Christie has heard, though. He doesn’t come back into the kitchen that night, but the next morning he opens his hands to Morag.
“Not the book,” he says. “And I don’t have anything that was your father’s. But you can have this if you want it.”
It is a knife. About eight inches long including the handle, which is dark-brown and leathery. The blade is wide and comes to a very sharp point at the end. A hunting knife. Morag takes it. Examines it. On the
handle, burned into it, it seems is a sign:
“What’s that sign, Christie?”
“I dunno. A knife’s not much of a thing to give a girl, I guess. I found it in the same drawer as the book. Haven’t seen it for years. Some young twerp of a kid offered to trade me it for a package of cigarettes, so I done it. It’s never been any good to me, though. He talked me into it. Great talker, he was, as a boy, though not as a man. Killed a year or so ago, when his truck smacked into an oncoming freight, reckless young devil, poor sod, drunk at the time no doubt. Well, I guess it’s not much of a Christmas present.”
“If you hadn’t had that bottle of hooch, you could of bought candies,” Prin says.
“Jesus, woman, don’t you think I know it?”
“I like this,” Morag says. “I like it fine, Christie. Honest.”
Christie has never given her a present before, except sometimes candies. But never a lasting present. Ashamed of this one, and of herself, she shoves it away to the back of her dresser drawer.
FOUR
The starlings and grackles began their dawn performance, a chorus of iron-throated squawks accompanied by a heavy-footed ballet on the roof. Morag sighed. Birds should be light in the step. These sounded like carthorses, tramp tramp tramp. Birds transformed into tiny moose for an hour at sunup. Never any swallows walking on the roof, you could be certain. They would no doubt at least have pranced prettily, but sensibly preferred to fly.
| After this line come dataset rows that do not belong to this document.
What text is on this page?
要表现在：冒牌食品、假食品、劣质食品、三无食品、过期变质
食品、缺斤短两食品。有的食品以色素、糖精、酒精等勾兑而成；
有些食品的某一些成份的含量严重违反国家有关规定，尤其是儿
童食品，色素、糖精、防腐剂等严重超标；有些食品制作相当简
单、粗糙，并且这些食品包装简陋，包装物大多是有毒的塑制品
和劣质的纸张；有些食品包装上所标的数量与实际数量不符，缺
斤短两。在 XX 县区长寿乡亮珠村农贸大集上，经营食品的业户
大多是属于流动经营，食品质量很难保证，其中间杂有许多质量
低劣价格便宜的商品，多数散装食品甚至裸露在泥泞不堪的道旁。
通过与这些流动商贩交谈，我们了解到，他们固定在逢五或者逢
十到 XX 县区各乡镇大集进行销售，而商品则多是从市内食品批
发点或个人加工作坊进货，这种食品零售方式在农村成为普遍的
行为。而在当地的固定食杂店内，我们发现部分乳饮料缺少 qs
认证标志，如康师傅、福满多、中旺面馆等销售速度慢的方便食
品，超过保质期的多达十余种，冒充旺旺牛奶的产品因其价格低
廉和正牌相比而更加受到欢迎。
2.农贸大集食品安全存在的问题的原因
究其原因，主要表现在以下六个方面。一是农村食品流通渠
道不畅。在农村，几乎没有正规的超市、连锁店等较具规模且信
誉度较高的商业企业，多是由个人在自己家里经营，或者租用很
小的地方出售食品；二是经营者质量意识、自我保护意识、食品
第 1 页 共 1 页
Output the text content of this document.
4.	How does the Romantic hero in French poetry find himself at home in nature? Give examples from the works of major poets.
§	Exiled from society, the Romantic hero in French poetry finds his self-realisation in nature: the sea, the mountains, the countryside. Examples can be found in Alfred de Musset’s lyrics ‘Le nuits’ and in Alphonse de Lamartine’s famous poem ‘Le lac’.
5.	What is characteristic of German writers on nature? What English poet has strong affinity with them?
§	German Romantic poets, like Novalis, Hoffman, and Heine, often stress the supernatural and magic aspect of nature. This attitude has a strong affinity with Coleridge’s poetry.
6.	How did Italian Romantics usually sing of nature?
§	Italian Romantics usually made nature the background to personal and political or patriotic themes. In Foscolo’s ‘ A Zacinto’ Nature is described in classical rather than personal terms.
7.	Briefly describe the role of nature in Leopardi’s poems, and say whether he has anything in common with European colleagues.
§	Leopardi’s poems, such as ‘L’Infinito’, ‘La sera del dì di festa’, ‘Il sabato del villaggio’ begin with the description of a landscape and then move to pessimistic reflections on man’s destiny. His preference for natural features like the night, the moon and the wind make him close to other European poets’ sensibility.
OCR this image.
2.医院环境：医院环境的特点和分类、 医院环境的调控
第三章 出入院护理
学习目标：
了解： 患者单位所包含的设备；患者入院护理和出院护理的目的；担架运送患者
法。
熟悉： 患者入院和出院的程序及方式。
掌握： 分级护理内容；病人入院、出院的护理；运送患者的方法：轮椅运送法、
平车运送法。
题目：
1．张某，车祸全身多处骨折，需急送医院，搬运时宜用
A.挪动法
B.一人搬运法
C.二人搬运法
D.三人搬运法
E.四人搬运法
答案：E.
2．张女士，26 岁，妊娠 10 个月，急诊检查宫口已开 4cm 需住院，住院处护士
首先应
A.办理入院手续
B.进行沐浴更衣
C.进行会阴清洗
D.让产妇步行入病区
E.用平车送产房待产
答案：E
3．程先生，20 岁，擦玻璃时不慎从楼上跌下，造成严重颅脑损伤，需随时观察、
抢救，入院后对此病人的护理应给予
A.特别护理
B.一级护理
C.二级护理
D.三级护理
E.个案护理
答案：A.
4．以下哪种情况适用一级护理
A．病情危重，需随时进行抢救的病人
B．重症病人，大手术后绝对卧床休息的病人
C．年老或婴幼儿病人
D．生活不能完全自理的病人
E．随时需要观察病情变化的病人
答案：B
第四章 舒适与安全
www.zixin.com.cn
If the farmhouse had had upstairs ceilings, the birdfeet would not be quite so thundering. But there was only the rafters. Morag liked it this way because it showed the way the house had been built, nearly a hundred years ago by a homesteader called Cooper. Whose sons and grandsons had farmed the beautifully treed but rocky land until finally giving up, selling out and moving to some town or other. The house was log, still as sound as the year it was built. The door frames and window sills were handhewn timber, although the floorboards and doors had come from a sawmill. The rooms were small. Morag had obtained the furniture–old-fashioned straight-backed chair, pine dressers, the long table in the kitchen–at secondhand furniture stores in McConnell’s Landing. The oldness of the farmhouse, the roughness, were qualities Morag would have loathed as a kid. Now she valued them.